High Stall Torque Converter: In this mod, you try to find a different torque converter out of a different A604/41TE + engine combination. For instance, a 41TE with the 2.0L engine might have a different torque converter- i.e. higher or lower stall rpm than the torque converter used with the 41TE + 3.3 combination. By finding a higher stall converter from a different engine combination or year- you can get more WHP. Basically you hit the brakes and gas while stopped. The rpm at which the torque converter is able to move the car despite the brakes being fully applied is the "stall rpm". The advantage to a higher stall, is that you can at the track- put on foot on the brakes, one foot on the gas and try to bring the engine rpm to the begining of the powerband. You then release the brakes and your take off/first few seconds will be faster... thus giving your more WHP and performance at the track. This does nothing in terms of your "at the crank" HP figures.

Conversion to elecric water pump+AC removal: Ok, with the 3.3's you have a belt powered water pump. They make water pumps which are electrically powered with fake "delete" pullies. They work by allowing the engine belt to move threw the pulley with very little drag (since its not powering a pump anymore). This also allows you to put the belt around the pulley in any direction since there is no "backwards" direction involved. By doing this, you can remove the AC compressor- use a smaller belt and slightly change the pattern of the belt. This is good since it redoses loss to belt accessories and increases your "at the crank" power. This assumes you can find a water pump thats electric that can work in a 3.3!

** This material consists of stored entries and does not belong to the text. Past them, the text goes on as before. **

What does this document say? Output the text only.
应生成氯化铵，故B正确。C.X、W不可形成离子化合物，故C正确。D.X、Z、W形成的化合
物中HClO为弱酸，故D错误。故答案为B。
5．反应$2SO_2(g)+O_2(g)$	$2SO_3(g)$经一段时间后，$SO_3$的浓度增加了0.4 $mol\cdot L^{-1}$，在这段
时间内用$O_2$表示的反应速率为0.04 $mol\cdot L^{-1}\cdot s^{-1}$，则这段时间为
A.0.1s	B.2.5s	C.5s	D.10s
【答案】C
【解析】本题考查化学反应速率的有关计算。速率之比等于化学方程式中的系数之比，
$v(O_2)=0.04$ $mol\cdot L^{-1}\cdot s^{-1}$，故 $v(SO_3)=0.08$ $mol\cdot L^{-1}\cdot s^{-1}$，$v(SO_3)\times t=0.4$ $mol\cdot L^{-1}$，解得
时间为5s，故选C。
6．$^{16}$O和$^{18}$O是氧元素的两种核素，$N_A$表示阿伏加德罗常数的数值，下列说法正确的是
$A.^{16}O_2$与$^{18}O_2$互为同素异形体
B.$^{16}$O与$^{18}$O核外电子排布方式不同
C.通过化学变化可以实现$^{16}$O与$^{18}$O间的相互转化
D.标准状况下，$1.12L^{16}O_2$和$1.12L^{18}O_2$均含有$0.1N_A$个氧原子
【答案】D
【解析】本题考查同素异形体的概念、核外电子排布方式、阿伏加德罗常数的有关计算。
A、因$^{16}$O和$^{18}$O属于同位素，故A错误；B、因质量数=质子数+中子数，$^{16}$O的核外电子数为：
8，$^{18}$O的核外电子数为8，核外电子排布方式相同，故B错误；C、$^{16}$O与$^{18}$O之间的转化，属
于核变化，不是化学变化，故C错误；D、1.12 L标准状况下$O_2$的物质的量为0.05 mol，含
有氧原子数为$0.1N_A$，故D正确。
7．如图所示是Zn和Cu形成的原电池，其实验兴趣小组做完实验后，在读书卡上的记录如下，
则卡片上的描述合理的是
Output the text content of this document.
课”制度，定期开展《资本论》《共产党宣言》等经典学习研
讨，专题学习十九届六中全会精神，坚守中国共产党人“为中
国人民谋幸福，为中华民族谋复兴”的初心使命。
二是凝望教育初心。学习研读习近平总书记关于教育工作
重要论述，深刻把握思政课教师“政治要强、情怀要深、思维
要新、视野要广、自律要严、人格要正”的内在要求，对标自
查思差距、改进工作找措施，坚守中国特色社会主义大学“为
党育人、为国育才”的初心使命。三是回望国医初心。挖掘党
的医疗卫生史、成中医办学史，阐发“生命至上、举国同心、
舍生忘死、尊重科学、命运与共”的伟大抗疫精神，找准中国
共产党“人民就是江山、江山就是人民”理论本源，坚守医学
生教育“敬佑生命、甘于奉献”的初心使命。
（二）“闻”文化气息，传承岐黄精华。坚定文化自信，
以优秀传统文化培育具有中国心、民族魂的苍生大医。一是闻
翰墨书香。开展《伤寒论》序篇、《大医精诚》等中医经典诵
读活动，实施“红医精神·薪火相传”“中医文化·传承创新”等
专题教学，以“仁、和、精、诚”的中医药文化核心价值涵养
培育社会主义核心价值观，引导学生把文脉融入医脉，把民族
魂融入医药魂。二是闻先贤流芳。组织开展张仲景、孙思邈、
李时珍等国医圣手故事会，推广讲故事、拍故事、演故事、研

3.8L V6 Crank & Connecting Rods: In this mod, you take a 3.8L v6 which is a stroked-out, bored-out 3.3 and remove the crank & connecting rods. This then, when put in a 3.3- should give you a stroked out 3.3. This would end up giving you a displacement of about 3.5L. Potential problems would be using the 3.3 pistons on 3.8 connecting rods, deck hieght differences (if they exist) and seeing if the pistons go too far or too up in the block.